Remi Trudel, an assistant professor of marketing at Questrom School of Business, Boston University, says he was first intrigued to study this identity bias when he visited a coffee shop and the barista spelled his name wrong on his cup. Realizing that writing names on cups has become a common way of linking coffee to a patron's identity, Trudel and other researchers decided to explore the connection.
They told several volunteers they were going to evaluate different types of juice. The participants' names were written on their juice cups and in some instances they were spelled correctly (Sarah, Paul, Ashley) and sometimes they were deliberately misspelled (Saruh, Pawl, Ashlee). The researchers found that the volunteers whose names were spelled correctly were much more likely to recycle their cups than those whose names were spelled wrong.
The researchers conducted several other similar experiments that linked identity to recycling. They offered volunteers products, for example, that had personalized connections, such as American flags or university logos. They found that people were much more likely to recycle those products with which they had some type of identity.

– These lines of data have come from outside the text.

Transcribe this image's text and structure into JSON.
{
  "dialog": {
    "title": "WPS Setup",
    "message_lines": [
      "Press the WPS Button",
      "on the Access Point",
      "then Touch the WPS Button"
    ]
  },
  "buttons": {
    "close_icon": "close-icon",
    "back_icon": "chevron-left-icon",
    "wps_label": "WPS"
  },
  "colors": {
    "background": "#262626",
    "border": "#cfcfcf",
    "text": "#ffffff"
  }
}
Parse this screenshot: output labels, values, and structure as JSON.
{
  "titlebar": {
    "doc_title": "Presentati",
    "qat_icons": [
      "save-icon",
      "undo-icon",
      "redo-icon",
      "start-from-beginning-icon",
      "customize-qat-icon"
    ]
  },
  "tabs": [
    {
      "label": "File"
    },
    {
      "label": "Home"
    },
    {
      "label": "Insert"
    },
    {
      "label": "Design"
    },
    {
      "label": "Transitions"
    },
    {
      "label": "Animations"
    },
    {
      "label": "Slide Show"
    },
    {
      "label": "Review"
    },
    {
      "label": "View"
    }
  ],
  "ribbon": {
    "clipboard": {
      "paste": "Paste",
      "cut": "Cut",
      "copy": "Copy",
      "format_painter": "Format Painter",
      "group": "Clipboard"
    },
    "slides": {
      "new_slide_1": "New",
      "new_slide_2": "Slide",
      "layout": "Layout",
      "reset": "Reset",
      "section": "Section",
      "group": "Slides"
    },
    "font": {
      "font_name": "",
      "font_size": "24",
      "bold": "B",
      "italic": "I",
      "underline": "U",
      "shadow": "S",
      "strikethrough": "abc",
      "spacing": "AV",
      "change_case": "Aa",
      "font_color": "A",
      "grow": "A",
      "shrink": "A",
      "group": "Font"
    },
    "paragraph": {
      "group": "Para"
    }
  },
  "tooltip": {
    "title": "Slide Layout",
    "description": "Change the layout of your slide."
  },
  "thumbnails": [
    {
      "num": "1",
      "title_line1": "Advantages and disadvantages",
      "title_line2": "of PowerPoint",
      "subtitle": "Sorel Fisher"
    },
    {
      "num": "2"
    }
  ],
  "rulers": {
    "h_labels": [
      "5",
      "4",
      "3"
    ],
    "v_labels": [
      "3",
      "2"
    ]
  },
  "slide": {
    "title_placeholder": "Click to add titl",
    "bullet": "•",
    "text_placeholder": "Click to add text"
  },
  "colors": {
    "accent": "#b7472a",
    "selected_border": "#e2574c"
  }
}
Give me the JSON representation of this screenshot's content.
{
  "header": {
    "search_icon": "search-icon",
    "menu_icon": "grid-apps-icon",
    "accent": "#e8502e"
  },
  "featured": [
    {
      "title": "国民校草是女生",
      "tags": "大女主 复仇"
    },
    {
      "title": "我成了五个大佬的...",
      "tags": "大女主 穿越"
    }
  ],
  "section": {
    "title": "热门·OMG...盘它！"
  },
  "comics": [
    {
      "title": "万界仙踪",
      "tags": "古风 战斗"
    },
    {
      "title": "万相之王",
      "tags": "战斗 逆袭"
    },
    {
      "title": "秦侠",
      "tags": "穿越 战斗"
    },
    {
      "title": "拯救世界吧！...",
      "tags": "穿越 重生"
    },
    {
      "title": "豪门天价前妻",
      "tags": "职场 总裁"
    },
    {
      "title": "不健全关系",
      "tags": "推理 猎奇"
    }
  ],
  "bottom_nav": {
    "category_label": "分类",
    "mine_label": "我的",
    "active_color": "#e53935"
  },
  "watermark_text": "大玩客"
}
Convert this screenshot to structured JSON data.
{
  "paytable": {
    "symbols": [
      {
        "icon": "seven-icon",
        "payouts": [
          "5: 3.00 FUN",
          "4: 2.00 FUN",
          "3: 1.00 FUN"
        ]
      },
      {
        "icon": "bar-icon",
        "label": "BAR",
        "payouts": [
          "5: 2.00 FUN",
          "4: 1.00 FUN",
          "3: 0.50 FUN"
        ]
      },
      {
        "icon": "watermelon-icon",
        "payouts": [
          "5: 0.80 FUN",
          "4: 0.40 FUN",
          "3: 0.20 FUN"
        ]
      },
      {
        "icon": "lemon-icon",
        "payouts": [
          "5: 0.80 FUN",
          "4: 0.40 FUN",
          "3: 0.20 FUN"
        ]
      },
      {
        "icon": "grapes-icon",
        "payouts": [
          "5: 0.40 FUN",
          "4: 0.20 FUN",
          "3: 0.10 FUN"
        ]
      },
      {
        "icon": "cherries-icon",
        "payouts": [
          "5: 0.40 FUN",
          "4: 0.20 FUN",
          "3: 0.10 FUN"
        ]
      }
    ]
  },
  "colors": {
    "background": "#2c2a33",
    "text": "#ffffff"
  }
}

"We consistently found that people are more likely to recycle than discard identity-linked products — and that trashing these products can lower self-esteem," Trudel writes in the Harvard Business Review. "As might be expected, it feels bad to throw a piece of yourself in the trash, so people avoid it."
The researchers published the results of their study in the Journal of Consumer Research.
Shape shifting and recycling
The same researchers earlier looked at how the change in a product's shape or size might impact whether someone decides to recycle it or throw it away.
They started by taking a peek into the garbage cans and recycling bins in 22 academic offices. They found that whole pieces of paper were typically recycled while paper fragments were usually thrown away.
They found the same thing with aluminum cans. Whole, untouched cans were tossed in the recycling bin while crushed or dented cans were usually thrown away. Their study was published in the Journal of Consumer Research.
Why would a change in shape matter?
"When an item is sufficiently distorted or changed in size or form, people perceive it as useless — as something without a future," Trudel writes. "So they throw it in the trash."
The researchers believe there's a practical, sustainable application to this knowledge.
The Environmental Protection Agency estimates that about 67 percent of paper, 55 percent of aluminum soda and beer cans and 34 percent of glass containers are recycled. Perhaps if people are made aware of their behaviors, then cups without names, dented cans and scraps of paper will skip the trash and get recycled instead.